ニンテンドースイッチのお墨付き...ゲーム業界×肢体不自由者の入力支援で大注目の日本企業「テクノツール」とは?
Accessing the Possibilities
作業療法士、理学療法士ら専門家とも密に連携を取りつつ、製品を当事者に「適合」させていく過程にチームの力や熱意が最も発揮されるが、その価値は福祉制度の枠組みの中では十分な評価を受けにくく、内向きになりがちな世界だという。
ゲームから広がる可能性
ATのサービス面の価値を広く知ってもらい、当事者の機会創出につなげるためにも、福祉の外の世界との接点を重視した真太郎は、ゲームメーカーなど異業種とのコラボに積極的に乗り出した。

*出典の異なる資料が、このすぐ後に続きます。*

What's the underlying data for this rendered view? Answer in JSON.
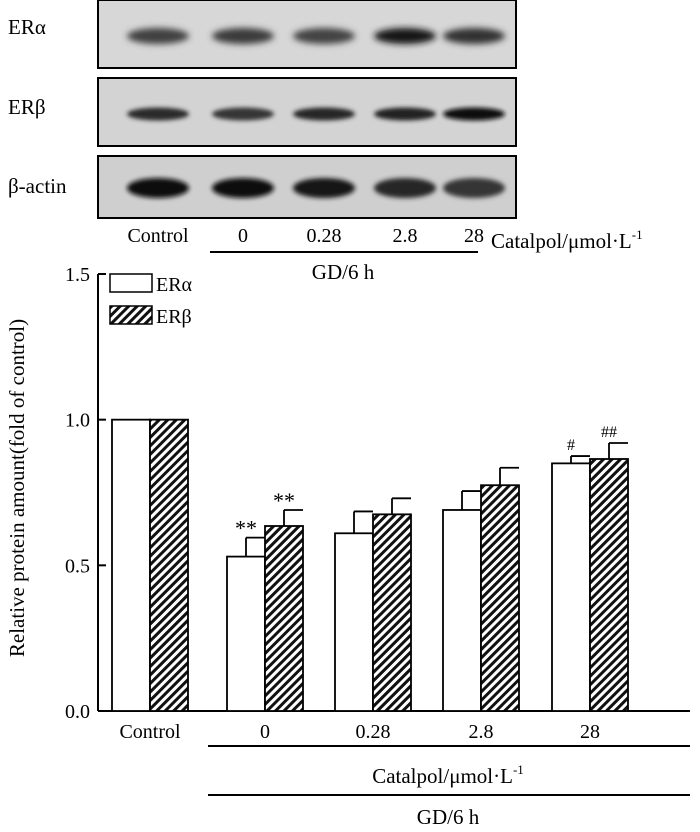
{
  "blot": {
    "rows": [
      {
        "label": "ERα",
        "intensities": [
          0.62,
          0.66,
          0.6,
          0.92,
          0.72
        ],
        "blur": 3.2
      },
      {
        "label": "ERβ",
        "intensities": [
          0.78,
          0.7,
          0.8,
          0.82,
          0.98
        ],
        "blur": 2.2
      },
      {
        "label": "β-actin",
        "intensities": [
          0.95,
          0.96,
          0.9,
          0.8,
          0.7
        ],
        "blur": 2.4
      }
    ],
    "lanes": [
      "Control",
      "0",
      "0.28",
      "2.8",
      "28"
    ],
    "treatment_label": "Catalpol/μmol·L",
    "treatment_exp": "-1",
    "group_label": "GD/6 h"
  },
  "chart_data": {
    "type": "bar",
    "categories": [
      "Control",
      "0",
      "0.28",
      "2.8",
      "28"
    ],
    "series": [
      {
        "name": "ERα",
        "values": [
          1.0,
          0.53,
          0.61,
          0.69,
          0.85
        ],
        "errors": [
          0.0,
          0.065,
          0.075,
          0.065,
          0.025
        ],
        "marks": [
          "",
          "**",
          "",
          "",
          "#"
        ]
      },
      {
        "name": "ERβ",
        "values": [
          1.0,
          0.635,
          0.675,
          0.775,
          0.865
        ],
        "errors": [
          0.0,
          0.055,
          0.055,
          0.06,
          0.055
        ],
        "marks": [
          "",
          "**",
          "",
          "",
          "##"
        ]
      }
    ],
    "ylabel": "Relative protein amount(fold of control)",
    "ylim": [
      0.0,
      1.5
    ],
    "yticks": [
      "0.0",
      "0.5",
      "1.0",
      "1.5"
    ],
    "ytick_values": [
      0.0,
      0.5,
      1.0,
      1.5
    ],
    "xlabel": "Catalpol/μmol·L",
    "xlabel_exp": "-1",
    "group_label": "GD/6 h",
    "legend_position": "top-left",
    "grid": false
  }
}
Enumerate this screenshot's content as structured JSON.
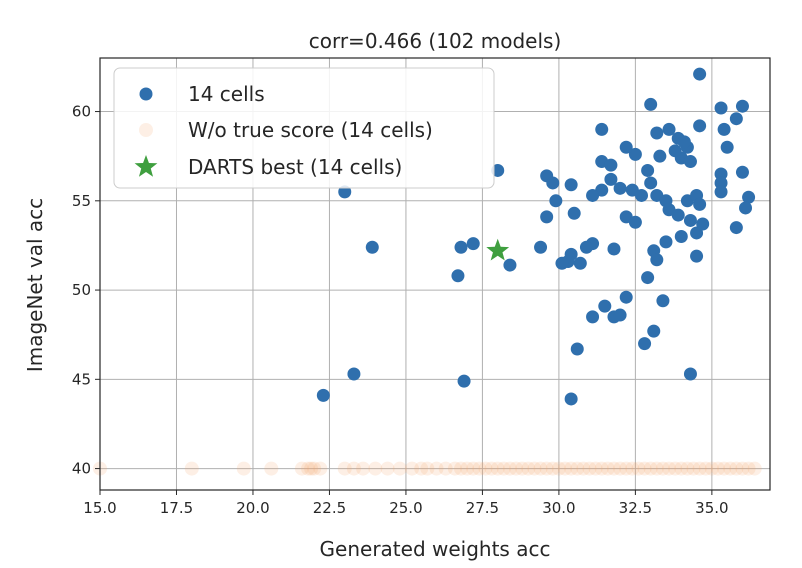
{
  "chart_data": {
    "type": "scatter",
    "title": "corr=0.466 (102 models)",
    "xlabel": "Generated weights acc",
    "ylabel": "ImageNet val acc",
    "xlim": [
      15.0,
      36.9
    ],
    "ylim": [
      38.8,
      63.0
    ],
    "grid": true,
    "legend_placement": "top-left",
    "xticks": [
      "15.0",
      "17.5",
      "20.0",
      "22.5",
      "25.0",
      "27.5",
      "30.0",
      "32.5",
      "35.0"
    ],
    "yticks": [
      "40",
      "45",
      "50",
      "55",
      "60"
    ],
    "colors": {
      "cells14": "#2f6fad",
      "no_true": "#f6a96d",
      "darts": "#3f9f3f",
      "grid": "#b0b0b0",
      "axis": "#262626"
    },
    "series": [
      {
        "name": "14 cells",
        "marker": "circle",
        "points": [
          [
            34.6,
            62.1
          ],
          [
            35.3,
            60.2
          ],
          [
            36.0,
            60.3
          ],
          [
            35.8,
            59.6
          ],
          [
            33.0,
            60.4
          ],
          [
            31.4,
            59.0
          ],
          [
            32.5,
            57.6
          ],
          [
            33.2,
            58.8
          ],
          [
            33.6,
            59.0
          ],
          [
            33.9,
            58.5
          ],
          [
            34.2,
            58.0
          ],
          [
            34.6,
            59.2
          ],
          [
            35.4,
            59.0
          ],
          [
            35.5,
            58.0
          ],
          [
            36.0,
            56.6
          ],
          [
            35.3,
            56.5
          ],
          [
            35.3,
            56.0
          ],
          [
            35.3,
            55.5
          ],
          [
            36.2,
            55.2
          ],
          [
            36.1,
            54.6
          ],
          [
            35.8,
            53.5
          ],
          [
            34.1,
            58.3
          ],
          [
            34.0,
            57.4
          ],
          [
            34.3,
            57.2
          ],
          [
            33.8,
            57.8
          ],
          [
            33.3,
            57.5
          ],
          [
            32.9,
            56.7
          ],
          [
            32.2,
            58.0
          ],
          [
            31.4,
            57.2
          ],
          [
            31.7,
            57.0
          ],
          [
            31.7,
            56.2
          ],
          [
            31.4,
            55.6
          ],
          [
            31.1,
            55.3
          ],
          [
            32.0,
            55.7
          ],
          [
            32.4,
            55.6
          ],
          [
            32.7,
            55.3
          ],
          [
            32.2,
            54.1
          ],
          [
            32.5,
            53.8
          ],
          [
            33.0,
            56.0
          ],
          [
            33.2,
            55.3
          ],
          [
            33.6,
            54.5
          ],
          [
            33.5,
            55.0
          ],
          [
            33.9,
            54.2
          ],
          [
            34.2,
            55.0
          ],
          [
            34.5,
            55.3
          ],
          [
            34.6,
            54.8
          ],
          [
            34.5,
            53.2
          ],
          [
            34.3,
            53.9
          ],
          [
            34.7,
            53.7
          ],
          [
            34.0,
            53.0
          ],
          [
            33.5,
            52.7
          ],
          [
            33.1,
            52.2
          ],
          [
            33.2,
            51.7
          ],
          [
            34.5,
            51.9
          ],
          [
            31.1,
            52.6
          ],
          [
            30.9,
            52.4
          ],
          [
            31.8,
            52.3
          ],
          [
            30.4,
            52.0
          ],
          [
            30.3,
            51.6
          ],
          [
            30.1,
            51.5
          ],
          [
            30.7,
            51.5
          ],
          [
            29.4,
            52.4
          ],
          [
            29.6,
            54.1
          ],
          [
            29.9,
            55.0
          ],
          [
            29.6,
            56.4
          ],
          [
            29.8,
            56.0
          ],
          [
            30.4,
            55.9
          ],
          [
            30.5,
            54.3
          ],
          [
            31.1,
            48.5
          ],
          [
            31.5,
            49.1
          ],
          [
            31.8,
            48.5
          ],
          [
            32.0,
            48.6
          ],
          [
            32.2,
            49.6
          ],
          [
            32.8,
            47.0
          ],
          [
            33.1,
            47.7
          ],
          [
            32.9,
            50.7
          ],
          [
            33.4,
            49.4
          ],
          [
            30.6,
            46.7
          ],
          [
            30.4,
            43.9
          ],
          [
            34.3,
            45.3
          ],
          [
            28.0,
            56.7
          ],
          [
            28.4,
            51.4
          ],
          [
            26.7,
            50.8
          ],
          [
            26.8,
            52.4
          ],
          [
            27.2,
            52.6
          ],
          [
            26.9,
            44.9
          ],
          [
            23.0,
            55.5
          ],
          [
            23.9,
            52.4
          ],
          [
            23.3,
            45.3
          ],
          [
            22.3,
            44.1
          ]
        ]
      },
      {
        "name": "W/o true score (14 cells)",
        "marker": "circle",
        "y": 40,
        "x": [
          15.0,
          18.0,
          19.7,
          20.6,
          21.6,
          21.8,
          21.9,
          22.0,
          22.2,
          23.0,
          23.3,
          23.6,
          24.0,
          24.4,
          24.8,
          25.2,
          25.5,
          25.7,
          26.0,
          26.3,
          26.6,
          26.8,
          27.0,
          27.2,
          27.4,
          27.6,
          27.8,
          28.0,
          28.2,
          28.4,
          28.6,
          28.8,
          29.0,
          29.2,
          29.4,
          29.6,
          29.8,
          30.0,
          30.2,
          30.4,
          30.6,
          30.8,
          31.0,
          31.2,
          31.4,
          31.6,
          31.8,
          32.0,
          32.2,
          32.4,
          32.6,
          32.8,
          33.0,
          33.2,
          33.4,
          33.6,
          33.8,
          34.0,
          34.2,
          34.4,
          34.6,
          34.8,
          35.0,
          35.2,
          35.4,
          35.6,
          35.8,
          36.0,
          36.2,
          36.4
        ]
      },
      {
        "name": "DARTS best (14 cells)",
        "marker": "star",
        "points": [
          [
            28.0,
            52.2
          ]
        ]
      }
    ]
  }
}
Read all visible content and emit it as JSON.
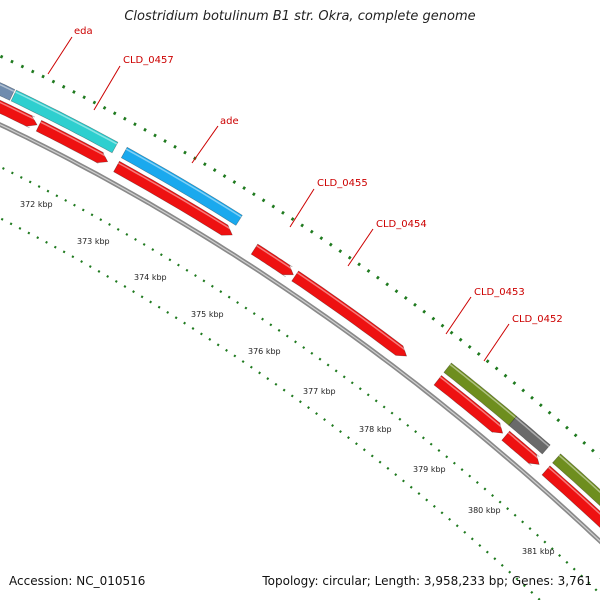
{
  "title": "Clostridium botulinum B1 str. Okra, complete genome",
  "accession": "Accession: NC_010516",
  "topology": "Topology: circular; Length: 3,958,233 bp; Genes: 3,761",
  "colors": {
    "cds": "#ee1111",
    "cyan": "#2ecfcf",
    "blue": "#1aa9ee",
    "olive": "#6e8e1e",
    "gray": "#6a6a6a",
    "slate": "#6f8cae",
    "tick": "#1f7a1f",
    "backbone": "#8a8a8a",
    "label": "#cc0000"
  },
  "ticks": [
    "372 kbp",
    "373 kbp",
    "374 kbp",
    "375 kbp",
    "376 kbp",
    "377 kbp",
    "378 kbp",
    "379 kbp",
    "380 kbp",
    "381 kbp"
  ],
  "genes": [
    {
      "label": "eda"
    },
    {
      "label": "CLD_0457"
    },
    {
      "label": "ade"
    },
    {
      "label": "CLD_0455"
    },
    {
      "label": "CLD_0454"
    },
    {
      "label": "CLD_0453"
    },
    {
      "label": "CLD_0452"
    }
  ]
}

社会にインパクトを与える起爆剤となったのが20年、ゲーム周辺機器メーカーのホリが開発し、テクノツールが監修したニンテンドースイッチの「フレックスコントローラー」だ。
手前にはジャックが16もあり、手の可動域が狭くても押せる大きなボタンや、軽い力で動くジョイスティックなど外部補助器をあれこれ接続し、個々が使いやすいコントローラーを自作する設計になっている。
このコントローラーは、ニンテンドースイッチ公式のお墨付きを得て、国内外でヒットした。
アクセシビリティーを得て天才的なゲームセンスを開花させた当事者もいる。
筋力が衰退するデュシェンヌ型筋ジストロフィーの梶山紘平は寝たきりだが、視線入力や頰を膨らませるわずかな力でコントローラーを巧みに操作し、愛好者が高難度で「死にゲー」と呼ぶフロム・ソフトウェアの『エルデンリング(ELDEN RING)』を全クリアしたという。
「適切なデバイスを手に入れたことで絶対このゲームをクリアしてやる、みたいな能動性が生まれた」と干場は話す。